Il corpo è oggetto di rappresentazione, di misurazione, digitalizzazione e di un discorso di omologazione. Non si può garantire l’esistenza, se non come oggetto di una istantanea presenza a distanza. Il selfie, come l’anoressia sono il sintomo di una strategia di riterritorializzazione, quando manca il corpo percepito dall’interno e anche quello vissuto è una conquista del vedersi riflesso.

L’UNIVERSALIZZAZIONE della rappresentazione ottica si contrappone all’individuazione della sensazione intima di sé che vive nella singolarità, in una durata destinata a dissolversi. La distanza ottica sottrae la carne alla sua pericolosa e deperibile materialità, ma mefistofelicamente reclama il lavoro infinito e mai appagante della richiesta di riconoscimento di un altro sguardo, depotenziato dall’assenza. La soluzione di questo dilemma dell’identità per l’autore non è nella narrazione, perché troppo dipendente dal contare – come mostra l’assonanza di conto e racconto – ma nell’eccedenza dell’evento, nell’apertura alla singolarità dell’accadere.

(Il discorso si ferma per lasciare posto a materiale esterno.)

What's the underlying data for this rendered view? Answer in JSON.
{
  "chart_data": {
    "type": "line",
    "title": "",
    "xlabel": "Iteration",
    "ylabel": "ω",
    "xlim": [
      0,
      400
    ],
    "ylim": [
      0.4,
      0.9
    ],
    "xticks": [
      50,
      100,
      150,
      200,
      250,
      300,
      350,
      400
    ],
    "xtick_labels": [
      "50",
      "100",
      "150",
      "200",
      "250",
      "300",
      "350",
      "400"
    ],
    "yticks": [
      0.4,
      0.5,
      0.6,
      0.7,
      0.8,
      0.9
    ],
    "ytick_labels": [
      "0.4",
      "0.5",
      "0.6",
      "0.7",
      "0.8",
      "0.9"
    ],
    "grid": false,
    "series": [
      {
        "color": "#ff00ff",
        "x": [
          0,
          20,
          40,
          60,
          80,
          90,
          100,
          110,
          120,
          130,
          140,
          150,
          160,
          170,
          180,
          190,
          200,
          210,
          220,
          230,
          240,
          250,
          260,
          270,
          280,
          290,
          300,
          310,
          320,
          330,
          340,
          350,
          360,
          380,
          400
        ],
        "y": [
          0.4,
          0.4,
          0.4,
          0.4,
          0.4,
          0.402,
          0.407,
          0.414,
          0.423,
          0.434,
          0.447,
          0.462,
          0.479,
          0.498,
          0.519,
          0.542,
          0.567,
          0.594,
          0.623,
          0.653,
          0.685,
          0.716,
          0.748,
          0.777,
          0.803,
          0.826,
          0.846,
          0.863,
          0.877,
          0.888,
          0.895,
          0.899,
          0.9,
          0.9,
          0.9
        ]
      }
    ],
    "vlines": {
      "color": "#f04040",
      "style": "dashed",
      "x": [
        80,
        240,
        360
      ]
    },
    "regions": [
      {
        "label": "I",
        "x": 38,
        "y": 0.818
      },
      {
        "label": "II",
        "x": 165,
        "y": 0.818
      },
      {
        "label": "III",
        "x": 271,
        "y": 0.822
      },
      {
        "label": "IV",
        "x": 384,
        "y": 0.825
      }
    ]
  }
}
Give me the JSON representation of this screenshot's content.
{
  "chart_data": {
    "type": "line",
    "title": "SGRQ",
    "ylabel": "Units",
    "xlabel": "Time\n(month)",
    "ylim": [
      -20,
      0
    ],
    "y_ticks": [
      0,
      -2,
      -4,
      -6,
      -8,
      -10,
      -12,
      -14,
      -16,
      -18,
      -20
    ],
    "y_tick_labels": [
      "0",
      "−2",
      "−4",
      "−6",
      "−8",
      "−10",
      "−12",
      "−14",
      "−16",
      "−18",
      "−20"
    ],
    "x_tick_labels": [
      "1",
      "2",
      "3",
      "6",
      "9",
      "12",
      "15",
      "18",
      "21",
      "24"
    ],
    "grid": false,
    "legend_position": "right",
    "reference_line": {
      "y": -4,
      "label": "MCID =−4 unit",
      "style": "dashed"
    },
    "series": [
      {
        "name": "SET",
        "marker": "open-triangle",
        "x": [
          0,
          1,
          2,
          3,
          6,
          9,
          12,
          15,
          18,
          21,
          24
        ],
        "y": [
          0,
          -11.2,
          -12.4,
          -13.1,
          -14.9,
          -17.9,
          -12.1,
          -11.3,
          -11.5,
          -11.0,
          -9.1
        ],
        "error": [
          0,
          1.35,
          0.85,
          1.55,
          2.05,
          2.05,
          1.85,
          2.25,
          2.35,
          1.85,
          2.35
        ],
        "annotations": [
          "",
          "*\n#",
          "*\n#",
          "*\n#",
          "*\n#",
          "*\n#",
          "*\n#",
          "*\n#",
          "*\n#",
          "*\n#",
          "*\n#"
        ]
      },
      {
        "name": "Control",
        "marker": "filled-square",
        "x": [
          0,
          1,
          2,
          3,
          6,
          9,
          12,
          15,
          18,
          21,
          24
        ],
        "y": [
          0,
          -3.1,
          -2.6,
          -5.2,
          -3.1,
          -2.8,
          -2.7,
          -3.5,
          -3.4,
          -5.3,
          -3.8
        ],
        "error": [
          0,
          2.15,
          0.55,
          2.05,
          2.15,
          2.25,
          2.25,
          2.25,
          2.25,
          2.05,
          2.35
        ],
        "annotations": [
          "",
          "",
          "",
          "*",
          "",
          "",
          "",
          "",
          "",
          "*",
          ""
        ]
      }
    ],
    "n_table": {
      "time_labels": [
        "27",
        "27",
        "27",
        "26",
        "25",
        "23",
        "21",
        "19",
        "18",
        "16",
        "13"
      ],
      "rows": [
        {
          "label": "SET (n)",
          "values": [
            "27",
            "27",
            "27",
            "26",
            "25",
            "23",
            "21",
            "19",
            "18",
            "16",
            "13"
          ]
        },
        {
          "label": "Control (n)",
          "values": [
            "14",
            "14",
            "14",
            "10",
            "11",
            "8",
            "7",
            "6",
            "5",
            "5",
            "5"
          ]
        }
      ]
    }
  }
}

Esito costruito sull’immanenza, e non troppo chiarito, come non è chiarito il ruolo della tecnologia presentata come processo di civilizzazione senza discussione. Un fatto inevitabile che ci determina, uno specchio del mostro che è dentro di noi. Il concetto di macchina è usato nell’oscura accezione deleuziana, sia per indicare la dimensione cenestesica, sia per la rappresentazione ottica, l’assoggettamento allo sguardo altrui. Nell’indistinzione concettuale è facile la confusione, come quella che vede nella carne la dissoluzione, mentre solo il corpo organizzato dalla rappresentazione garantirebbe l’ordine della vita.

VA PRECISATO che sebbene la carne sia destinata a perire, è a lei che si deve in prima battuta l’essere vivente. Se la nostra identità è intessuta dall’habitus sociale, un insieme di abitudini indiscusse e condivise, è là che si gioca forse, la costruzione di un ordine transitorio, ma denso di significato, dove si definisce la consapevolezza del senso di realtà, del limite e della vulnerabilità propria di ogni essere vivente.

Esistiamo non solo come singoli, ma nell’alleanza intergenerazionale e intra-specie, collettivamente. Del ruolo dell’individuazione collettiva nel libro non ci sono che tracce sporadiche, che attendono di essere organizzate in una narrazione, nell’immaginazione del dialogo polifonico inesauribile. Diremmo con Donna Haraway che abbiamo bisogno di generare una rete di parentele, capace di eccedere ogni contabilità e ogni rigida rappresentazione universalizzante, in grado, perciò, di riterritorializzarci tra le rovine dell’intimità della percezione di sé.